Fundraising was easier and quicker for many GPs during the first three months of the year, according to the Triago Quarterly.

Fund managers raised $99 billion in first quarter, Triago said. The Q1 total is the highest since 2008 and pushed dry powder to a record $1.1 trillion, the report said.

Investors, through the end of April, received some $22 billion in net cash from realized PE investments and distributions, the global placement agent said. Due to high distributions and a strong global stock market, more than 40 percent of investors are below their target allocations in PE. This is prompting many LPs to invest “considerably more” in PE than they were a year ago, Triago said.

“As a result, fundraising has eased for many general partners, with the time it takes to raise funds falling and significantly fewer funds failing to hit planned levels,” Triago said.

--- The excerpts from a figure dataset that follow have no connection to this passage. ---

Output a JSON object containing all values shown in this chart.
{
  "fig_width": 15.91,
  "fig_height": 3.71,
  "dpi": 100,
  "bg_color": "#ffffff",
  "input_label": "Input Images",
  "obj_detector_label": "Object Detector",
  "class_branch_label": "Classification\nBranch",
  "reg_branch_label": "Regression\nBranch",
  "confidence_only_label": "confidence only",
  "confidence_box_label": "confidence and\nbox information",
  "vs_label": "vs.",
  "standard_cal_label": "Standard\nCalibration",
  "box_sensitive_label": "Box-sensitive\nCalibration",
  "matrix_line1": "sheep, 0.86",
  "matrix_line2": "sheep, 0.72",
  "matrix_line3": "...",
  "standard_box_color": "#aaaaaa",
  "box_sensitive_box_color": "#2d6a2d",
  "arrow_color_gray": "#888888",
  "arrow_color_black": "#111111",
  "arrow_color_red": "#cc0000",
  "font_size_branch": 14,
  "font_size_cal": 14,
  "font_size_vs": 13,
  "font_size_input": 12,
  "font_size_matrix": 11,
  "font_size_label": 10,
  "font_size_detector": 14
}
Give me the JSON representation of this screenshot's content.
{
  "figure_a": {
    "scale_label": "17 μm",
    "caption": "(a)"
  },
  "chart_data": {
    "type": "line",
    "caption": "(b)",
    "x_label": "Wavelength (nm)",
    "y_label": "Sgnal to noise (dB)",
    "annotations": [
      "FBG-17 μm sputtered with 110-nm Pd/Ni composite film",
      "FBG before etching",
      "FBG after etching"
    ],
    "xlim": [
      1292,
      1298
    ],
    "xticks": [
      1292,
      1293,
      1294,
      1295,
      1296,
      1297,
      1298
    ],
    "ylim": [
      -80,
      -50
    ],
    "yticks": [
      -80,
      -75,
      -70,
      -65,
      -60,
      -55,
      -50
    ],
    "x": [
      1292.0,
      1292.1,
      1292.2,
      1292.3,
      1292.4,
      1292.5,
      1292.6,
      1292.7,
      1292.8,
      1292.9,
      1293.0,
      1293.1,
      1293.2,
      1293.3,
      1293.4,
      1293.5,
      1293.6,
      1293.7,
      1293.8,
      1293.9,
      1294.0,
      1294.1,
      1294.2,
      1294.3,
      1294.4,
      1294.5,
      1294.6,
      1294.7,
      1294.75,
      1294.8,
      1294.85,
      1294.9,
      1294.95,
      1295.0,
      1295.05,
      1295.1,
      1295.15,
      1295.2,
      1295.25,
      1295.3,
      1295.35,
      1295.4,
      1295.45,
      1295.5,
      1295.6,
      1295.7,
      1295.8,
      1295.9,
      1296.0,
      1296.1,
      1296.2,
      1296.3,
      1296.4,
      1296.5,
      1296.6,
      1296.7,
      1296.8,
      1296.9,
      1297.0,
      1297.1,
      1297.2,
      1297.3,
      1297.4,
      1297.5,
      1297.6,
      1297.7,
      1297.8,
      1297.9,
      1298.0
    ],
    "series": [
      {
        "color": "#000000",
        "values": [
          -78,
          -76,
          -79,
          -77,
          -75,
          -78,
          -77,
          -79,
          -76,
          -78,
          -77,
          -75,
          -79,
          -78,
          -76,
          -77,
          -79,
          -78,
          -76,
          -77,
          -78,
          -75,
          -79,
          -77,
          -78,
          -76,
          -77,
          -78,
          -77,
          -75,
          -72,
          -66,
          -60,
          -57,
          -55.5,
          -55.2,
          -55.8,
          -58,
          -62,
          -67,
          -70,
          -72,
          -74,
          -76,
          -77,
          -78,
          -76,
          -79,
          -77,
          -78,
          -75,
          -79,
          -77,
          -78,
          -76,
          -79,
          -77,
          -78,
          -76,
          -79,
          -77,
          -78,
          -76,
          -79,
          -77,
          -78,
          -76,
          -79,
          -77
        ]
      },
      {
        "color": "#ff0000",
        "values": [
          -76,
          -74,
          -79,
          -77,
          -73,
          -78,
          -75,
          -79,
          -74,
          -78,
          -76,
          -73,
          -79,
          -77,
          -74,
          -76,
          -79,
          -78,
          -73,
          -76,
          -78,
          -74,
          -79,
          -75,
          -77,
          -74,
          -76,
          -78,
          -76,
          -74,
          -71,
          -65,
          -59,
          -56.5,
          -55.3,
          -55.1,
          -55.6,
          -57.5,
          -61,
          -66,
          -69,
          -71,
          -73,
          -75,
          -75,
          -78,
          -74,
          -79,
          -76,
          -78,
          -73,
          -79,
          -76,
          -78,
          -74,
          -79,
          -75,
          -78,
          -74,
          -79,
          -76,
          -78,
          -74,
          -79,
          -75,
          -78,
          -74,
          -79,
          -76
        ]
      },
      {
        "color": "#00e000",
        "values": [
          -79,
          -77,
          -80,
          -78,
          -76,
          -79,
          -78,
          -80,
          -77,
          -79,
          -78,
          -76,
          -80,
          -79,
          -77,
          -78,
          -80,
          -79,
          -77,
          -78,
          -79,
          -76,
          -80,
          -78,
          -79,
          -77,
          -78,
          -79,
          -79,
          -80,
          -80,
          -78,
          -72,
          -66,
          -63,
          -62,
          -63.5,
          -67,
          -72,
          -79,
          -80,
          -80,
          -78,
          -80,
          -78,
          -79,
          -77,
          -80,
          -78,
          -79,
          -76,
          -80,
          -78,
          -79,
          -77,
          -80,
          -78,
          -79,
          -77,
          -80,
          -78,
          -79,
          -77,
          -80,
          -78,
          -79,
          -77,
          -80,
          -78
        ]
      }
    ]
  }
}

Fundraising could rise to $461 billion this year, up 10 percent from Triago’s revised total of $419 billion last year, the placement agent said.

Still, some investors are cautious. Triago cited the record amount of uninvested capital and near-record purchase price multiples that are causing some LPs, like the California Public Employees’ Retirement System and Yale University, to trim target allocations.

The Triago Quarterly also spoke to two LPs and a GP about the increasing popularity of real assets. The sector includes areas like oil and gas, mines and toll roads, Triago said. Fundraising for real asset PE funds soared 147 percent to roughly $12 billion in first quarter, the placement agent said.

Other notables in the Quarterly include:

— Secondary volumes hit “unprecedented highs” during the first four months, with $11 billion of exiting PE funds changing hands.

— Funds now take four years on average to invest over half of committed capital, which creates a big drag on returns.

— In the United States, 74 funds wrapped up fundraising during the first three months. Nearly all, or 95 percent, closed on their targeted levels, according to Pitchbook data. This is up from 80 percent in 2013.

— Good news in Asia. Funds for that region held final closes on $9.1 billion in Q1, accounting for more than 9 percent of all capital raised, Triago said. This compared to 3 percent for the same time period last year. Asian funds collected 5x more than the combined totals for Africa, Eastern Europe, the Middle East and Latin America, which all saw fundraising drop significantly compared to Q1 in 2013, Triago said.